Raw OMX data were reconstructed and channel-registered in SoftWoRx software version 5.5 (Applied Precision, GE Healthcare). Reconstructions were performed using channel-specific optical transfer functions, a Wiener filter of 0.002, and channel-specific K0 angles. Channel registration was done using the Image Registration parameters generated within the SoftWoRx software. Images were further processed in the software to obtain maximum intensity projections. Cropping of images was performed in ImageJ, and fluorescence intensity plots were generated using the RGB profiler plugin in ImageJ.
The sample size (n), mean, SEM, and number of times each experiment was repeated (N) are indicated in corresponding figure legends. Data collected from coordination assay, fertility test, and centriole length measurements were analyzed with a two-tailed, unpaired t test by GraphPad Prism (version 5.01). P values for each analysis are indicated in corresponding figures; a 99% confidence interval was applied in all statistical tests.
Online supplemental material
Fig. S1 shows that despite centriole loss in primary spermatocytes of rcd42 males, centriole elongation still proceeds normally in the remaining centrioles. Fig. S2 shows disrupted D-Plp staining in fChOs of rcd4-mutants, indicating defective basal bodies. Fig. S3 shows ciliary axoneme abnormalities observed in rcd41 fChOs. Fig. S4 shows binding between full-length Ana3 and Rcd4 in vitro and in vivo (S. cerevisiae) binding assays. Fig. S5 shows the occasional ring-like distribution of Ana3 observed in cultured cells and the localization of Rcd4 and Ana3 in the giant centrioles of primary spermatocytes. Table S1 lists the specific fly stocks used and generated in this study. Table S2 lists all the primer sequences used in this study.
We wish to thank K. Oras and A. Madich (The University of Cambridge Department of Genetics Fly Facility) for injections of Rcd4 and Ana3 transgenes, N. Lawrence (Gurdon Institute Imaging Facility, Cambridge, UK) for assistance with SIM, and all members of the Glover group for their enthusiastic comments and suggestions.

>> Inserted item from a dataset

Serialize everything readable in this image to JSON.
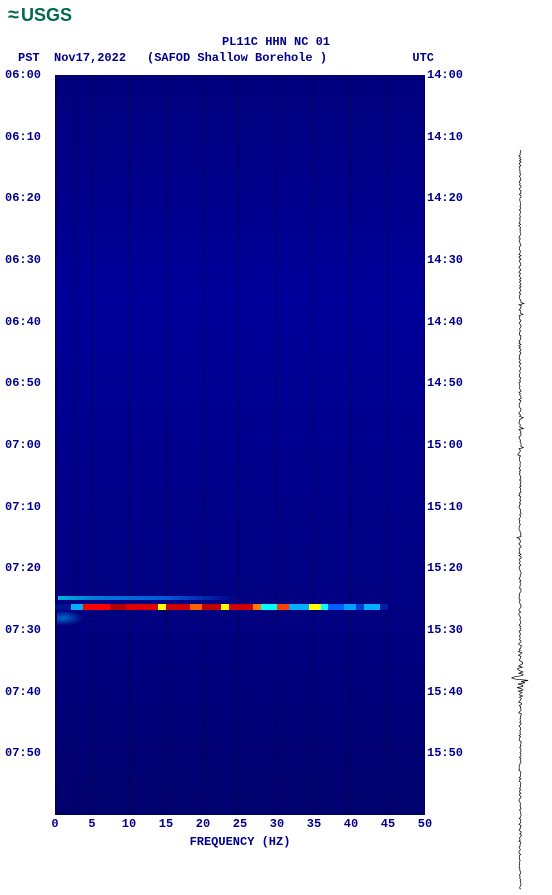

The work was supported by an Investigator Award from the Wellcome Trust (award no. RG84496) to D.M. Glover at the University of Cambridge. Research in the California Institute of Technology laboratory reported in this publication was supported by the National Institute of Neurological Disorders and Stroke of the National Institutes of Health under award no. R01NS113930. The content is solely the responsibility of the authors and does not necessarily represent the official views of the National Institutes of Health.
The authors declare no competing financial interests.
Author contributions: Conceptualization: P. Panda and D.M. Glover. Investigation: P. Panda carried out most of the experiments, L. Kovacs – some genetic analyses, A. Fatalska and M. Geymonat – protein complex formation between Rcd4 and Ana3, N. Dzhindzhev – initially identified Ana3 as an interactor of Rcd4, pilot localization studies of Rcd4 in cultured cells, V. Persico – electron microscopy. Visualization: P. Panda. Writing – original draft: P. Panda and D.M. Glover. Writing- review and editing: P. Panda and D.M. Glover. Supervision: M.G. Riparbelli, G. Callaini, and D.M. Glover. Funding acquisition: D.M. Glover.